Продолжал аль-Харис ибн Хаммам:
— Абу Зейда мы оправдали, в щеку его поцеловали и так ему сказали:
— Лучшего из людей сплетница тоже терзала: корейшитам тайны его разглашала[123]…
Потом мы Абу Зейда спросили:
— А что делал твой коварный сосед, причинив тебе столько горя и бед, тот, что стрелу доноса посмел в тебя запустить — и дружбы вашей обрезал нить?
— Этот подлый стал унижаться, к влиятельным лицам за помощью обращаться — чрез них у меня прощенья просить, умоляя его простить. Но я запретил себе мягким быть: мне с этим низким вновь дружбы не вить — незачем в день вчерашний плыть. И мольбы его всякий раз встречали твердый мой отказ, который сплетника не удручал: наглец улыбкой отказ встречал и по-прежнему просьбы свои расточал. Но нашел я средство от приставаний, для усмиренья его желаний — стихи, печали моей выраженье и сердечной горести отраженье. Пусть они шайтана его укротят, домогательства сплетника от меня отдалят! Когда до соседа мой стих докатился, навеки он с радостью распростился: он ударил себя рукой сожаления и больше не ждал от меня прощения, как неверный в могиле не ждет воскрешения.
Мы пожелали услышать, как эти стихи звучат, чтобы вдохнуть их аромат. Абу Зейд сказал:
— Так и быть, прочту вам стихотворение — ведь сотканы люди из нетерпения…

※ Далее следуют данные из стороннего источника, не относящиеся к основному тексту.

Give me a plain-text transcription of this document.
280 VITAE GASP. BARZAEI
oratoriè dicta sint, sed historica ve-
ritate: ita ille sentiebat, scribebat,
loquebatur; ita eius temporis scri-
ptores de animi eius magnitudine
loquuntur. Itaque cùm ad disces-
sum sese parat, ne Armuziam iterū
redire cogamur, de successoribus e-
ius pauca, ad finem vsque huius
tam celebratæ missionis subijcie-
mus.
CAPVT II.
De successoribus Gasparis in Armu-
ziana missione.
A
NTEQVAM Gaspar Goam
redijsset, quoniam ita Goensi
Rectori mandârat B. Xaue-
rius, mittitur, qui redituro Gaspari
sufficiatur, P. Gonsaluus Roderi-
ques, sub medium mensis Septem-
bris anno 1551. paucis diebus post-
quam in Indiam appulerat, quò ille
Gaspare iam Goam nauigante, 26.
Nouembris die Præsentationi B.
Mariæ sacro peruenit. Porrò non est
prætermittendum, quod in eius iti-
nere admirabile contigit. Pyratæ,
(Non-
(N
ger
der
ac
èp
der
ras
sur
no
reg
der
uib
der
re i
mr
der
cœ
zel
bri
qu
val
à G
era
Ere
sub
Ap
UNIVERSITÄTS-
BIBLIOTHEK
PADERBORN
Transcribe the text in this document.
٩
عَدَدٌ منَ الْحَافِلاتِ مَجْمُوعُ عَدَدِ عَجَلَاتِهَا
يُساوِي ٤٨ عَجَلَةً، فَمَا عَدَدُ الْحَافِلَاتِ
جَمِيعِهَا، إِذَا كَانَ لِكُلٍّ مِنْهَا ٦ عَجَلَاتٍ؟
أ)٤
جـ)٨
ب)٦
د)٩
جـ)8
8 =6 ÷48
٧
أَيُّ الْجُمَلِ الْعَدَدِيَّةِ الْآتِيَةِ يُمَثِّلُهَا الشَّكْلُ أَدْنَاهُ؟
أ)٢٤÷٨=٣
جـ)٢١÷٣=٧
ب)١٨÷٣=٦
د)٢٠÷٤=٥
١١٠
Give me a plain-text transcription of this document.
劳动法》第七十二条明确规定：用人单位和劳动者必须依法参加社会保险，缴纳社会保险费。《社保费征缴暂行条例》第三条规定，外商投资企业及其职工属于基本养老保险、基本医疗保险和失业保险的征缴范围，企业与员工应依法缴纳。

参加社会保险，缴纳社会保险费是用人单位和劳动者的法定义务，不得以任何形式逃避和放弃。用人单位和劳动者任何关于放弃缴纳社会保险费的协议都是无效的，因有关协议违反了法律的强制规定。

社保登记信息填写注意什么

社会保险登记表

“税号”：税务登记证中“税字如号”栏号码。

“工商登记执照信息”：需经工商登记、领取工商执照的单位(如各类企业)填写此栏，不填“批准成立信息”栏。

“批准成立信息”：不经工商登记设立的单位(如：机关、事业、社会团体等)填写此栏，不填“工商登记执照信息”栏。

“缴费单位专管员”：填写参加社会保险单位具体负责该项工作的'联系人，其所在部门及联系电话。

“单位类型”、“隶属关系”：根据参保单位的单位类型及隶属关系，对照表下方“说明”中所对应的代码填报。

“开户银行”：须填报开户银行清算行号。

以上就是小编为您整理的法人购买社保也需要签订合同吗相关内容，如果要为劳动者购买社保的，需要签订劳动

И стал декламировать без тени смущения, без всякой робости или волнения:
Был сосед у меня, я с ним дружбу водил,
О любви он своей постоянно твердил.
Мнилось мне, что был другом он верным —
Оказался гниющею скверной.
И когда об измене его я узнал,
Ненавистную дружбу я тут же порвал:
Он нанес мне удар вероломно —
Наш разрыв стал, как пропасть, огромным.
Я считал, что опора он в жизни моей,
А он предал меня, как бездушный злодей;
Кто приятелем был мне желанным,
Обернулся врагом окаянным.
Я, отравленный ядом его, умирал,
Позабыв обо мне, безмятежно он спал.
Я считал его нежным насимом[124] —
Злым самумом[125] он стал нестерпимым.
Он остался здоровым, прямым, как стрела,
А меня лихорадка от горя сожгла.
Был не братом он, благости полным,
А врагом, беспощадным и злобным.
Я коварство его до конца испытал:
Лучше б в жизни его никогда не встречал!
Стал зарю я теперь ненавидеть:
Мне противно все ясное видеть.
Я теперь полюбил мрак суровый ночной —
Не откроет он тайны врагу ни одной!
Другу темень ночная подобна —
На измену она не способна.
Грех великий доносчик и сплетник творит,
Даже если он правду тебе говорит.
Продолжал аль-Харис ибн Хаммам:
— Когда хозяин выслушал и обличенье и восхваленье, от стихов и от саджа получив наслажденье, усадил он Абу Зейда на почетное место, где ему по чести сидеть уместно. Потом приказал расставить повсюду серебряную посуду, полную всякого рода сластей, для ублажения гостей. И сказал:
— Не равны обитатель рая и тот, кто в адском огне сгорает, не равны кто вины за собой не знает и тот, кто проступок совершает. Невинна серебряная посуда, ибо тайну хранить умеют эти сосуды. Ты их из застолья не изгоняй и к адитам Худа[126] не причисляй…
Тут слугам велел он поднять сосуды для обозрения, чтобы высказал гость свое одобрение. Абу Зейд сказал нам:
— Прочтем же суру «Победа»! Спасибо Аллаху, что позволил сластей отведать, залечил наши раны, отвел беду, сделал приятной нашу еду и полюбоваться дал серебром. Бывает, то, что считаешь злом, оборачивается добром…
Когда собрался Абу Зейд уходить, захотелось ему серебро как подарок с собой прихватить. Сказал он хозяину:
— Кто любезным слывет, тот, насытив гостей, и посуду им раздает…
Хозяин ответил:
— И посуду с собой забирай, речи кончай и с миром ступай.
Услышав ответ, Абу Зейд вскочил и хозяина радостно благодарил, как щедрую реку сад восхваляет, когда она дождем его поливает. Потом нас в палатку свою он призвал, вкусной едой угощал и сосуды дареные раздавал. Затем он сказал:
— Я не знаю после такого обеда, роптать мне на сплетника-соседа или его благодарить, помнить о зле или забыть. Хоть он и много вреда мне принес тем, что о тайне моей донес, но из черной тучи щедрый ливень пролился — донос в добычу мою превратился. Этим я удовлетворюсь, к львятам своим вернусь. И не буду утруждать ни себя, ни верблюда. Я покину вас, в сердце любовь тая. Да хранят вас Аллах и молитва моя!
Тут на верблюдицу он взгромоздился и в обратный путь устремился — к тем, кто давно по нему томился. Без него мы словно осиротели и долго вослед ему глядели. Но верблюдица крепкая ходу прибавила — и нас одних тосковать оставила. Ночь сразу стала темным-темна: за холм закатилась наша луна.